Un millar de invitados, algunos venidos de lugares tan remotos como Miami Beach y Buenos Aires. Siete caravanas de catering y un camión Volvo abarrotado de comida y de vino. Regalos, obsequios y tributos a montones que rivalizaban con la cordillera de Baranof. Tres días de ayunos y rezos. La familia entera de los
klezmorim
Muzikant, con miembros suficientes para montar la mitad de una orquesta sinfónica. Hasta el último de los Rudashevsky, hasta el bisabuelo, medio borracho y disparando un vetusto revólver Nagant al aire. Durante toda la semana previa al día señalado, gente haciendo cola en el pasillo, frente a la casa, doblando la esquina y a lo largo de dos manzanas de la avenida Ringelblum, en espera de una bendición del novio rey. Todo el día y toda la noche, un ruido alrededor de la mansión como de una multitud furiosa en busca de una revolución.

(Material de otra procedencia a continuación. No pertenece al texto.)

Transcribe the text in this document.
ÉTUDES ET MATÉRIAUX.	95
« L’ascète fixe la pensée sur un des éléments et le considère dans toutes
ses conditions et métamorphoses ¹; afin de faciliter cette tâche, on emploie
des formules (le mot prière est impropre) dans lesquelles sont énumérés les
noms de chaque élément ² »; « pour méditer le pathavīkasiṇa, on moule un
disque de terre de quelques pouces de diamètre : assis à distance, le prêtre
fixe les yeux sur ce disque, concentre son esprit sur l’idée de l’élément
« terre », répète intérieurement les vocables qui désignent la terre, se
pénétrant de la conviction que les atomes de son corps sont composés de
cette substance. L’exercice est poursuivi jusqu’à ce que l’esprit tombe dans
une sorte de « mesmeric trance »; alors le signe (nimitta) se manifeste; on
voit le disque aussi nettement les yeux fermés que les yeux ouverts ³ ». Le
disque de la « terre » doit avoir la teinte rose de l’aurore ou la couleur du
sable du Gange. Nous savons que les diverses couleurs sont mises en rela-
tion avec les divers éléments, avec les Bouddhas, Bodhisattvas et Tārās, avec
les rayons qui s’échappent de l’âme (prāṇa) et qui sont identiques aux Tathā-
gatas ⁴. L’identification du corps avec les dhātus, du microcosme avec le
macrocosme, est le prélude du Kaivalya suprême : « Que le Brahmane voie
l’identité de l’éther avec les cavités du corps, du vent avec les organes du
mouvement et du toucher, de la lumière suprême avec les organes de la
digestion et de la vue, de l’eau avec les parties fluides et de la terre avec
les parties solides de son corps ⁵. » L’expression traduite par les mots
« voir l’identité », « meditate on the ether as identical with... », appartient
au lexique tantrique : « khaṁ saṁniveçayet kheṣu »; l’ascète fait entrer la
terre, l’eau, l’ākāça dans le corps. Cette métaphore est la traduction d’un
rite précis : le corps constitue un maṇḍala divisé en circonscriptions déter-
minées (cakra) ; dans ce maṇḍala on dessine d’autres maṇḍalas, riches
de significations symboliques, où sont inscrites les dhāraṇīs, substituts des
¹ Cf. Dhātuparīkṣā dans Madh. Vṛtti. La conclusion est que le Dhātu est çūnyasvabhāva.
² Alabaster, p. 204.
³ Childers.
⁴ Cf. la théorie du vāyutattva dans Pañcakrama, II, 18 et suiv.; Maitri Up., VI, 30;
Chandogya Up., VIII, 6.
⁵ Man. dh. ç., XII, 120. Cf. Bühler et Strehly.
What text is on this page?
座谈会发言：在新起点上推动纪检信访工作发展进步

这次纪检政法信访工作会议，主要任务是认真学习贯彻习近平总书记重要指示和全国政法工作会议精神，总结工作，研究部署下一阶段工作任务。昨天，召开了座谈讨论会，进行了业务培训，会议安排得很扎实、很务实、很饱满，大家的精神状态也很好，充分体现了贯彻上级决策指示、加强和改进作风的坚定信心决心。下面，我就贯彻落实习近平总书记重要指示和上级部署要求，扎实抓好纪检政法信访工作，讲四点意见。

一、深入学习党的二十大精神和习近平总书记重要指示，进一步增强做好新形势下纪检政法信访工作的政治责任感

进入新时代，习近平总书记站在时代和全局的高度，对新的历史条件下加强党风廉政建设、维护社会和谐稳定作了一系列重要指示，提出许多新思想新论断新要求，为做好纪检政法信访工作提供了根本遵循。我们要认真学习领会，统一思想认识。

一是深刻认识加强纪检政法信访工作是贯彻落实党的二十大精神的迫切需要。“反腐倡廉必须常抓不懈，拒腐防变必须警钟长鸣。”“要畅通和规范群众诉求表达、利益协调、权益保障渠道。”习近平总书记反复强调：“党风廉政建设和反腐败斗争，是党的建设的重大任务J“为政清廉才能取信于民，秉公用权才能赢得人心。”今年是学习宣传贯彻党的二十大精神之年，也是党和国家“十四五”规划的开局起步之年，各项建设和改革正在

Y una hora antes de la boda, todavía estaban allí, esperándolo, los sombreros y los paraguas mojados en la calle. Ya no era muy probable, con lo tarde que era, que los recibiera ni que oyera sus súplicas ni sus historias lacrimógenas. Pero nunca se sabía. La naturaleza de Mendel siempre lo llevaba a hacer el movimiento inesperado.